Metric口径 (matches ITFormer): classification metrics are over all test samples, unparseable predictions count as label -1 (always wrong) and lower valid_rate; type macro-P/R/F1 use labels 0-14; thought_rouge_l = rougeL fmeasure, thought_bleu = nltk corpus BLEU (method-1 smoothing). The <class>/<think> parser tolerates the doubled-tag output the model sometimes emits.
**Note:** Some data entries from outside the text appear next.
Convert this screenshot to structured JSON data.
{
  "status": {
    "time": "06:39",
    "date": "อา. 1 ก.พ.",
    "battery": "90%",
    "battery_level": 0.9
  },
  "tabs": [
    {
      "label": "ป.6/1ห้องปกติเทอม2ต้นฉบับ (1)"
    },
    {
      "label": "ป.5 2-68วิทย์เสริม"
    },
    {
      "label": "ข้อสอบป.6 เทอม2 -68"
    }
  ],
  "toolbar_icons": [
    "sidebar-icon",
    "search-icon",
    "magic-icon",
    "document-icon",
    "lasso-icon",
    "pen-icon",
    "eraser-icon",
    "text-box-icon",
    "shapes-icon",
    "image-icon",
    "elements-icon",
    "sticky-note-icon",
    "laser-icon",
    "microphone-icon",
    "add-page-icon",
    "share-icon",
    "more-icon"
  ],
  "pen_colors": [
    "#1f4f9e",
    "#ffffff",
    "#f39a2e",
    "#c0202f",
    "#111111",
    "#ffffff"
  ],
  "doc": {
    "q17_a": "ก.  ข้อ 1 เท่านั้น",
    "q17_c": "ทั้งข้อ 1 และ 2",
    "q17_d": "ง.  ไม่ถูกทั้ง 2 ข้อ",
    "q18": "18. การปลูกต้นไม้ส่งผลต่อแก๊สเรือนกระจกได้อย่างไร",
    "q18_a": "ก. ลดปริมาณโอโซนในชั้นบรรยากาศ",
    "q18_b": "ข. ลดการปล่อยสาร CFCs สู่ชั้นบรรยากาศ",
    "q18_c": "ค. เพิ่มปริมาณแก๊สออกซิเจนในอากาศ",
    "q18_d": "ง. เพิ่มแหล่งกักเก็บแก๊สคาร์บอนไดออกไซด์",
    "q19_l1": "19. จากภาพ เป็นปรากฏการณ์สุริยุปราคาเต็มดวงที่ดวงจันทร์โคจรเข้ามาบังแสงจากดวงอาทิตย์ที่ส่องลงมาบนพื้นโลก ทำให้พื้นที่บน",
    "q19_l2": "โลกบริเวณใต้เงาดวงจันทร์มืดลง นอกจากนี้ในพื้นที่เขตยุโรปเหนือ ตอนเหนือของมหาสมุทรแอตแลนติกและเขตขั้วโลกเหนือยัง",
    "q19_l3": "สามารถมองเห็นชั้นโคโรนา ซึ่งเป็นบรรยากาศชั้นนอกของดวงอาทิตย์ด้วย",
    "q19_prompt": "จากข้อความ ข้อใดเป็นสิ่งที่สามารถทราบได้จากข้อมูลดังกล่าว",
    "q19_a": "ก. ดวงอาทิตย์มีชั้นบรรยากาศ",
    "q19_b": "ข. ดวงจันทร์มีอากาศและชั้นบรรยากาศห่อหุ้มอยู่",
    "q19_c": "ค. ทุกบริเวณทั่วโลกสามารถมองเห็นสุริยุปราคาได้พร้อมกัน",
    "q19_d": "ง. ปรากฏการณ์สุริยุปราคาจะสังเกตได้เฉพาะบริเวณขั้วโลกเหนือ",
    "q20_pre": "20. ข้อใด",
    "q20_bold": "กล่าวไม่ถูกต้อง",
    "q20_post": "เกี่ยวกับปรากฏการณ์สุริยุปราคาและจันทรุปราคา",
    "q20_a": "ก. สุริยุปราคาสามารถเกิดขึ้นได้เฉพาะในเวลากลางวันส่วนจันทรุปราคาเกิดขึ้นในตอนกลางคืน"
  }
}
Evaluating the trained LoRA model: the checkpoint is FSDP-sharded PEFT, so first merge it to a HF model (reuse the repo's now-working merge: verl/workers/sharding_manager/fsdp_vllm.py::_merge_peft_state_dict + _convert_to_hf_checkpoint_keys), then point --model at the merged dir. (A turnkey merge_lora_ckpt.py can be added once a checkpoint exists to test against.)
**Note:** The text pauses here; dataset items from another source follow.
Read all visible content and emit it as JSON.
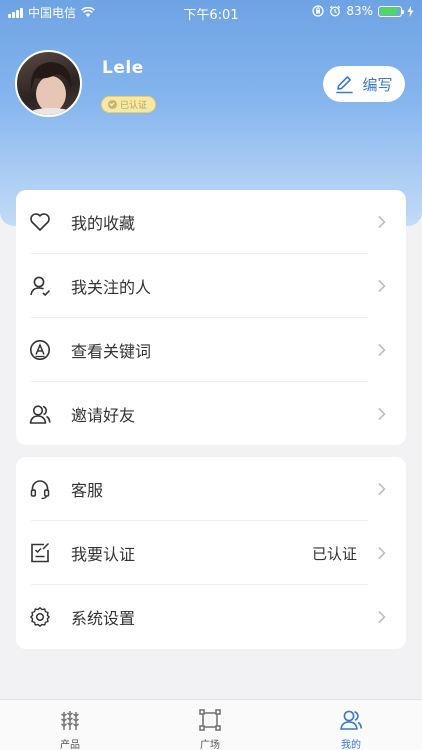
{
  "status_bar": {
    "carrier": "中国电信",
    "time": "下午6:01",
    "battery_percent": "83%",
    "battery_level": 0.83
  },
  "profile": {
    "username": "Lele",
    "badge": "已认证",
    "edit_label": "编写"
  },
  "menu_group_1": [
    {
      "label": "我的收藏",
      "icon": "heart-icon"
    },
    {
      "label": "我关注的人",
      "icon": "user-check-icon"
    },
    {
      "label": "查看关键词",
      "icon": "letter-a-circle-icon"
    },
    {
      "label": "邀请好友",
      "icon": "users-icon"
    }
  ],
  "menu_group_2": [
    {
      "label": "客服",
      "icon": "headset-icon"
    },
    {
      "label": "我要认证",
      "icon": "certify-icon",
      "value": "已认证"
    },
    {
      "label": "系统设置",
      "icon": "gear-icon"
    }
  ],
  "tabbar": [
    {
      "label": "产品",
      "icon": "wheat-icon",
      "active": false
    },
    {
      "label": "广场",
      "icon": "square-icon",
      "active": false
    },
    {
      "label": "我的",
      "icon": "profile-icon",
      "active": true
    }
  ],
  "colors": {
    "accent": "#3c78c8",
    "header_top": "#6ea3e4",
    "header_bottom": "#c2dbf7",
    "background": "#f2f2f4",
    "badge_bg": "#f7e8a6"
  }
}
2-GPU launcher defaults (run_rats_2gpu.sh)

Configured for this box (2× RTX 6000 Ada, 48 GB each, no NVLink):

  • PYTHON_BIN=/home/suiqk/anaconda3/envs/scalerag-ts-v4/bin/python
  • MODEL_PATH=/mnt/share01/sqk/models/qwen2.5-vl-7b-instruct (7B)
  • TP=2 (vLLM splits the 7B across both cards), GPU_MEM_UTIL=0.4, MICRO_BSZ=2

7B memory reality on 2×48 GB: full-parameter fine-tuning will not fit without offload. Two working recipes:

# (a) recommended — LoRA (comfortable on 48 GB):
LORA_RANK=16 bash example/timerpo_trainer/run_rats_2gpu.sh

# (b) full-FT with CPU offload (slower; uses the box's 251 GB RAM):
PARAM_OFFLOAD=True OPTIM_OFFLOAD=True bash example/timerpo_trainer/run_rats_2gpu.sh

The env has vLLM 0.8.5 → veRL uses its native SPMD path (vllm_version=None), so the LoRA weight sync goes through model.load_weights (guarded so gathered full tensors and sharded DTensors both work). Ensure ray/vLLM/peft/flash-attn are importable in scalerag-ts-v4 (verified: torch 2.6, vLLM 0.8.5, peft 0.14, flash-attn 2.7.1, ray 2.55).

Notes / knobs

  • Taxonomy: full 15-class Time-RA taxonomy (not AnomSeer's 5-class). To change reward weights, edit the final_score line in verl/utils/reward_score/rats.py.
  • Prompt length: the 15-class prompt + an 800×300 figure is ≈ 0.4k tokens, comfortably under data.max_prompt_length=1024.
  • Localization: intentionally dropped (no GT intervals in the data). If GT intervals are added later, switch data_source back to timeseries_anol.